Saturday, July 09, 2016

The Scepter of Judah

I'm going to expand on my previous post:


On the face of it, the OT witness to a divine messiah is sparse. Yet there's heavy emphasis on the deity of Christ in the NT. How were NT writers able to bridge the difference? What made it so easy for NT writers to seamlessly transition to a divine messiah as the fulfillment of OT expectations? I submit that there are several converging themes:

1. Sonship is a theological metaphor. In the OT, this applies to Israel. In that application, sonship is a figurative, collective, and adoptive category. A metaphor for God treating the Israelites as if he was an adoptive father who rescued them and raised them.  

However, once sonship as a theological metaphor comes into play, that carries a potential shift from figurative, collective, adoptive sonship to metaphysical, individual, analogical sonship. 

2. It has the added advantage that fatherhood and sonship simultaneously represent similarity and difference. On the one hand there's the physical and psychological affinity between fathers and sons. On the other hand, these are distinct individuals. 

3. In addition, the OT contains two or three repeated and related themes:

i) A king is coming

ii) God is coming (e.g. Day of the Lord)

iii) An heir to David's throne

These are pervasive theological themes.

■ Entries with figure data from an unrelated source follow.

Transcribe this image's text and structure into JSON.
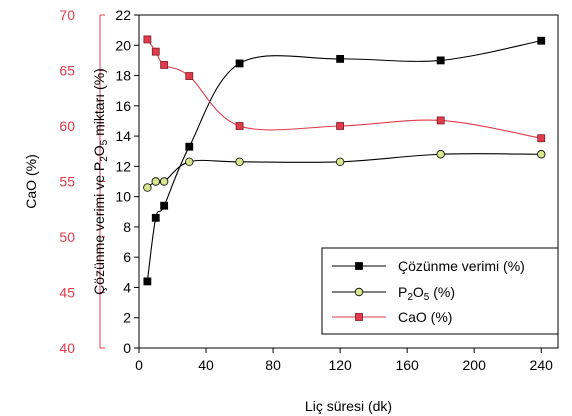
{
  "chart_data": {
    "type": "line",
    "x": [
      5,
      10,
      15,
      30,
      60,
      120,
      180,
      240
    ],
    "xlabel": "Liç süresi (dk)",
    "xlim": [
      0,
      250
    ],
    "xticks": [
      0,
      40,
      80,
      120,
      160,
      200,
      240
    ],
    "ylabel_right_axis": {
      "parts": [
        "Çözünme verimi ve P",
        "2",
        "O",
        "5",
        " miktarı (%)"
      ],
      "ylim": [
        0,
        22
      ],
      "yticks": [
        0,
        2,
        4,
        6,
        8,
        10,
        12,
        14,
        16,
        18,
        20,
        22
      ]
    },
    "ylabel_left_axis": {
      "text": "CaO (%)",
      "ylim": [
        40,
        70
      ],
      "yticks": [
        40,
        45,
        50,
        55,
        60,
        65,
        70
      ]
    },
    "series": [
      {
        "name": "Çözünme verimi (%)",
        "axis": "right",
        "marker": "square",
        "marker_fill": "#000000",
        "line_color": "#000000",
        "values": [
          4.4,
          8.6,
          9.4,
          13.3,
          18.8,
          19.1,
          19.0,
          20.3
        ]
      },
      {
        "name_parts": [
          "P",
          "2",
          "O",
          "5",
          " (%)"
        ],
        "axis": "right",
        "marker": "circle",
        "marker_fill": "#d9e68f",
        "line_color": "#000000",
        "values": [
          10.6,
          11.0,
          11.0,
          12.3,
          12.3,
          12.3,
          12.8,
          12.8
        ]
      },
      {
        "name": "CaO (%)",
        "axis": "left",
        "marker": "square",
        "marker_fill": "#e03c4b",
        "line_color": "#e03c4b",
        "values": [
          67.8,
          66.7,
          65.5,
          64.5,
          60.0,
          60.0,
          60.5,
          58.9
        ]
      }
    ],
    "legend_position": "bottom-right",
    "grid": false
  }
}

A sampling of passages includes Gen 49; Pss 2, 8, 72, 89, 110, 132; Isa 2, 7, 9, 11, 34; Jer 23, 30; Ezk 37; Dan 7, 9; Hos 3; Micah 5, Haggai 2, Zech 9. 

4. The notion of royal succession explicitly or implicitly involves sonship. Ordinarily, a royal son is the king's successor. 

In human terms, the reason for royal succession is mortality. Kings die of old age. Some kings die in battle.

Usually the royal son assumes the throne upon his father's death. Sometimes, however, to ensure that the crown will pass to the designated heir, a king will abdicate the throne or appoint his son as coregent. In other words, while the old king still holds the reins of power, he will use it to ensure the succession. The NT trades on this dynastic backstory. 

And, of course, normally, fathers and sons exist on the same plane and domain. If a father is human, his son is human. Indeed, it's because fathers and sons are so alike that a son is the most natural successor to the throne. A natural extension and continuation of the old king. 

If, however, the king is divine, then it's a short inference to the divinity of the crown prince. What was latent in the OT becomes patent in the NT. 

5. On a related note is the coming of God motif. This typically depicts Yahweh coming in salvation and judgment to deliver his people and vanquish their enemies. And it dovetails nicely with the motif of a future Davidic king. 

6. Critics might object that this can be satisfied by human agents who act in God's stead as his vice-regent. There are, however, problems with that explanation:

i) The coming of God passages suggest a climactic advent. Something that hasn't happened before. If, however, it refers to just another human representative, then that would be anticlimactic.

ii) Apropos (i), if it refers to just another human representative, then either Yahweh repeatedly comes in the person of his agent, or else he never really arrives–because an agent always takes his place. Again, though, the coming of Yahweh passages suggest something different from business as usual. Not just another human stand-in, but the culmination of promise, where human agents were merely proxies and precursors to the real deal. 

iii) Apropos (i-ii), Israel had a series of kings. Even her best monarchs were notable failures. Wouldn't yet another human king be a major letdown? The golden age prophecies about the coming of God and the heir to David's throne envision something truly superlative.